Rebeca: Não... Algumas vezes. Não muito, mas acontece. Porque é a 4a CRE, às vezes fica chato não atender a sua chefia. Entendeu? Já que eles são tão bacanas com a gente. Então às vezes: ‘Eu não tenho.’, ‘Mas a mãe tá precisando muito’, bem, aí vamos ver o que a gente consegue fazer. Às vezes a gente troca turma de sala, bota em uma sala maior que é pra poder atender. Porque tem isso, né? É o tamanho da sala que vai...
[...]
Rebeca: Se eu tiver, por exemplo uma turma de 38, que é o que tá na matrícula, eu boto mais 10%, vou ficar com 41 alunos. Eu já ponho isso! Como é que eu vou botar mais um?! Mas... Se der a gente coloca, eu não tenho problema, basta eu ter carteira, cadeira e, digamos assim, é, condições de dar o mesmo acompanhamento a esse aluno, que eu dou aos demais. Pelo amor de Deus, você só não me arruma um aluno trabalhoso, aquele que você tem que dar... Realmente, além da instrução, você tem que dar... Às vezes chega no meio do ano: ‘não, esse é tranquilo’, aí esse eu recebo algumas vezes.
A menção ao fato de a quarta CRE “ser bacana com a gente” - e, por isso a diretora sentir-se pressionada a atender seus pedidos - pode indicar que, no momento do remanejamento, quando a assessoria da CRE tem amplo poder de decisão acerca de quais escolas direcionarão alunos às escolas de 2o segmento, a EM Azurita seja favorecida recebendo alunos selecionados de outras escolas do polo12.
As entrevistas apontam para ações discricionárias por parte da CRE no processo de remanejamento; e por parte da gestora, principalmente nas matrículas realizadas presencialmente. Conhecidas pelos pais dos alunos, estas ações buscam selecionar perfis de estudantes e de famílias para ingressar na escola.
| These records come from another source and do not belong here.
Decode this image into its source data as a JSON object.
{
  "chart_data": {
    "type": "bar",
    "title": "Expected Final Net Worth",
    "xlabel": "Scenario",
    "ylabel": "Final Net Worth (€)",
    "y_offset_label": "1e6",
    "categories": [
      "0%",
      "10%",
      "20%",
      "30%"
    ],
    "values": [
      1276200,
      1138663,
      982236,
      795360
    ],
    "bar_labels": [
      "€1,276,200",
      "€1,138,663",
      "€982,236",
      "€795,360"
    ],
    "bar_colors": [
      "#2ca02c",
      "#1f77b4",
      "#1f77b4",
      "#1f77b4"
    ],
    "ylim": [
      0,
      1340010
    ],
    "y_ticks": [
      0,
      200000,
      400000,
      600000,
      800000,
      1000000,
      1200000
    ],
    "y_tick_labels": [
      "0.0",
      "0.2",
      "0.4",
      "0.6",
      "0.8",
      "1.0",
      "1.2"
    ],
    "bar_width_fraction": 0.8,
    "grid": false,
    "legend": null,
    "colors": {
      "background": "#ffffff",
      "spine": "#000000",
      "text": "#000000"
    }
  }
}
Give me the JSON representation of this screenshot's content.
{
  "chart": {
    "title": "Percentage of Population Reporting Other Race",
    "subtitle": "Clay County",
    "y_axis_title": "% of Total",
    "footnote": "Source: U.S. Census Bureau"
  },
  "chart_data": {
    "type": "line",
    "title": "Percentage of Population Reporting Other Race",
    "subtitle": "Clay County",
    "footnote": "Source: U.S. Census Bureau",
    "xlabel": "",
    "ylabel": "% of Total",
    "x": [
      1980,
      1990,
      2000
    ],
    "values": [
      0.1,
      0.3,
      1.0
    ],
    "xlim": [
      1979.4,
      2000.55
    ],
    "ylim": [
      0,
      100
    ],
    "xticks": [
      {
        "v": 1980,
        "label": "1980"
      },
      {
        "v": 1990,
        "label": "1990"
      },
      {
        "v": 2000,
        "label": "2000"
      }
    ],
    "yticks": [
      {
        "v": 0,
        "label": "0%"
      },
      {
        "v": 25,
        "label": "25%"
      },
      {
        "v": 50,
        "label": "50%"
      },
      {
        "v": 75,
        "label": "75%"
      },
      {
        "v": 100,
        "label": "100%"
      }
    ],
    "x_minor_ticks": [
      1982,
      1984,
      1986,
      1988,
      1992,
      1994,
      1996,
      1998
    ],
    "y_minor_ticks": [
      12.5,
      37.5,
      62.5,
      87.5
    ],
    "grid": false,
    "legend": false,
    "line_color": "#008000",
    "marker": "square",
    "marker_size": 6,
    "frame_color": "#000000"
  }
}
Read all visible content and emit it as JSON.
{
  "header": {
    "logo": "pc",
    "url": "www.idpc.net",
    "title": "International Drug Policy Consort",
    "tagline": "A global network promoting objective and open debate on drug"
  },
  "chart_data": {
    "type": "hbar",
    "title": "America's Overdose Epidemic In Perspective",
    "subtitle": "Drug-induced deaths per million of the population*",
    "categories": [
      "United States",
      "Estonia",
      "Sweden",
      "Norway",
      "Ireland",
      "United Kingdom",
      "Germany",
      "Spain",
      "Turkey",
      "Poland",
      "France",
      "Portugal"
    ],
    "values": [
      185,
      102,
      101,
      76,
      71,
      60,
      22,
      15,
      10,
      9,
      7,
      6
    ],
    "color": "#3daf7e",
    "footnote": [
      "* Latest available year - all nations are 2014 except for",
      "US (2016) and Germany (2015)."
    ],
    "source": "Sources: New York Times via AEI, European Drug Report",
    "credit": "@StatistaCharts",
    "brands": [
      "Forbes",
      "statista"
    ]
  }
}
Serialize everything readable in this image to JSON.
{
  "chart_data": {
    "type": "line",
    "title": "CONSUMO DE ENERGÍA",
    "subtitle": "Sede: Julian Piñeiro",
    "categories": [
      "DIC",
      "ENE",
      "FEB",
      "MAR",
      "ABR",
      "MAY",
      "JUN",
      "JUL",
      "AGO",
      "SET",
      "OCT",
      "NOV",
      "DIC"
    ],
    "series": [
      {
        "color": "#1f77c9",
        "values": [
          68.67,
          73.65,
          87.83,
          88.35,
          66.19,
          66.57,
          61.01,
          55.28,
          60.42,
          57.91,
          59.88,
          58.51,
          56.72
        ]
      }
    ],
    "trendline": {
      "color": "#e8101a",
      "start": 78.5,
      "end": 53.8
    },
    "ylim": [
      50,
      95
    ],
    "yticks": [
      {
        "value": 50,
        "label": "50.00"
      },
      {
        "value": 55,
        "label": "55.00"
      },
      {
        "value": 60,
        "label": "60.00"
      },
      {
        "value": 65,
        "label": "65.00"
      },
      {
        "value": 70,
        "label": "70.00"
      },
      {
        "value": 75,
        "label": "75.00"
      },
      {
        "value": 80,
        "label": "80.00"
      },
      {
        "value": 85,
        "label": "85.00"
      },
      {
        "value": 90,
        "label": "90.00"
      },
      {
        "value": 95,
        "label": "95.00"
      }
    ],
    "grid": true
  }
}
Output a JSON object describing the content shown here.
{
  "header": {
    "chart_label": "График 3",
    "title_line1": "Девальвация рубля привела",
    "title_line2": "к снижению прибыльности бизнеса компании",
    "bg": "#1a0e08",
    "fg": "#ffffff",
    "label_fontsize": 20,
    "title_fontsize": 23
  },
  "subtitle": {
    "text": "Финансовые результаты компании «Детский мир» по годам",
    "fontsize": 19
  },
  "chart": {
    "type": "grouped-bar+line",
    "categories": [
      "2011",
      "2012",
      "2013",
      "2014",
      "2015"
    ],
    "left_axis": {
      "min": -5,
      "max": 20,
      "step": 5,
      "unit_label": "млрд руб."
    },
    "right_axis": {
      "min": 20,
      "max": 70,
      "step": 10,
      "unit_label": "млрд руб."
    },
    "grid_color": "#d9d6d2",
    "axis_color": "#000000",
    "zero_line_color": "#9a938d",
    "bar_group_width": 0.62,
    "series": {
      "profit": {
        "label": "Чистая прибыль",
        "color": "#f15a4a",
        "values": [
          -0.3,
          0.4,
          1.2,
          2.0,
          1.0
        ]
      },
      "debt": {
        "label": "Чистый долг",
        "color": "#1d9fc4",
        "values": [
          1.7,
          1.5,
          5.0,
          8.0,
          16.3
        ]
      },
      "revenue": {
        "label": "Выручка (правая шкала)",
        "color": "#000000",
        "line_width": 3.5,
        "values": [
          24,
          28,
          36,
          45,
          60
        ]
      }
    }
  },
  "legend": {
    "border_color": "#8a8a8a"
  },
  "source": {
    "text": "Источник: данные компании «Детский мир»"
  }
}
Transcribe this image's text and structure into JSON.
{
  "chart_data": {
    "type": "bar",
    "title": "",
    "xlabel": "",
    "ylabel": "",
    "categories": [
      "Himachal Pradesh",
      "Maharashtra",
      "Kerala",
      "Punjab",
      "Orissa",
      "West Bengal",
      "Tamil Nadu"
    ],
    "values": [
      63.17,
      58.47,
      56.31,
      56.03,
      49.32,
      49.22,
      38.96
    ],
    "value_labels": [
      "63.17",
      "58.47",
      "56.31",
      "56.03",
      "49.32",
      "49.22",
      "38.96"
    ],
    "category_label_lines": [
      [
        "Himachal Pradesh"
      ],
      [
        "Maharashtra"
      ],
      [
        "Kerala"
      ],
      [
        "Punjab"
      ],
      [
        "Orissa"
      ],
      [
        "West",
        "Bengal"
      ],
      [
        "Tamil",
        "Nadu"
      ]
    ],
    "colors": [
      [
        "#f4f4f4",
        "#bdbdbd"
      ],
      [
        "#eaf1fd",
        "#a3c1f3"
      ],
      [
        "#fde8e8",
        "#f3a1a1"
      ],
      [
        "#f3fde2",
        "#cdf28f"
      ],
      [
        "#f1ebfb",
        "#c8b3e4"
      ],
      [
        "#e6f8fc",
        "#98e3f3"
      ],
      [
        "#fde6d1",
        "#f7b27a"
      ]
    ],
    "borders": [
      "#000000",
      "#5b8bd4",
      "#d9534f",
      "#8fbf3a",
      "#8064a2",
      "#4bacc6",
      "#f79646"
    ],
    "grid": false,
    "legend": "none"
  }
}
É desnecessário afirmar que essa prática de seleção de perfis além de não estar prevista em nenhuma legislação de matrícula é também ilegal porque beneficia alguns estudantes em detrimento de outros que não se enquadram no perfil desejado.
6. CONSIDERAÇÕES FINAIS
Neste artigo apresentamos, por um lado, as estratégias familiares para a obtenção de vagas nas escolas desejadas e, por outro, as ações da burocracia escolar na seleção dos alunos "desejáveis" para as escolas. Demonstramos que a flexibilidade das normas e critérios para a realização do remanejamento permite ações discricionárias das CREs e dos gestores. A CRE decide o número de vagas que as escolas de 1o segmento utilizarão nas escolas de 2o segmento no remanejamento. Os critérios usados para distribuir os alunos entre as escolas de destino são, por sua vez, definidos por cada escola. As entrevistas com os responsáveis indicam que conhecer ou buscar contato direto com a burocracia facilita a obtenção de vagas nas escolas mais disputadas. Além disso, mostram que a burocracia atua no encaminhamento dos melhores alunos para escolas de maior desempenho e melhor reputação.
Também demonstramos ações diretas dos gestores na seleção dos alunos. Ainda que seja necessário um estudo sobre a quantidade de transferências ocorridas ao longo do ano, as entrevistas sugerem que, longe de serem residuais, elas podem acontecer semanalmente e responder por um percentual significativo de matrículas nas escolas. As ações discricionárias dos gestores - que interagem com o público e “observam” as famílias para avaliar seu interesse na vida escolar dos filhos; ou buscam “acertar” na matrícula selecionando alunos “bonzinhos” - orientam e delimitam trajetórias formativas. Essas ações indicam que, para além da reprodução das desigualdades sociais, há, na rede de ensino do Rio de Janeiro, a produção de novas desigualdades pautadas por critérios especificamente escolares: comportamento e desempenho dos alunos.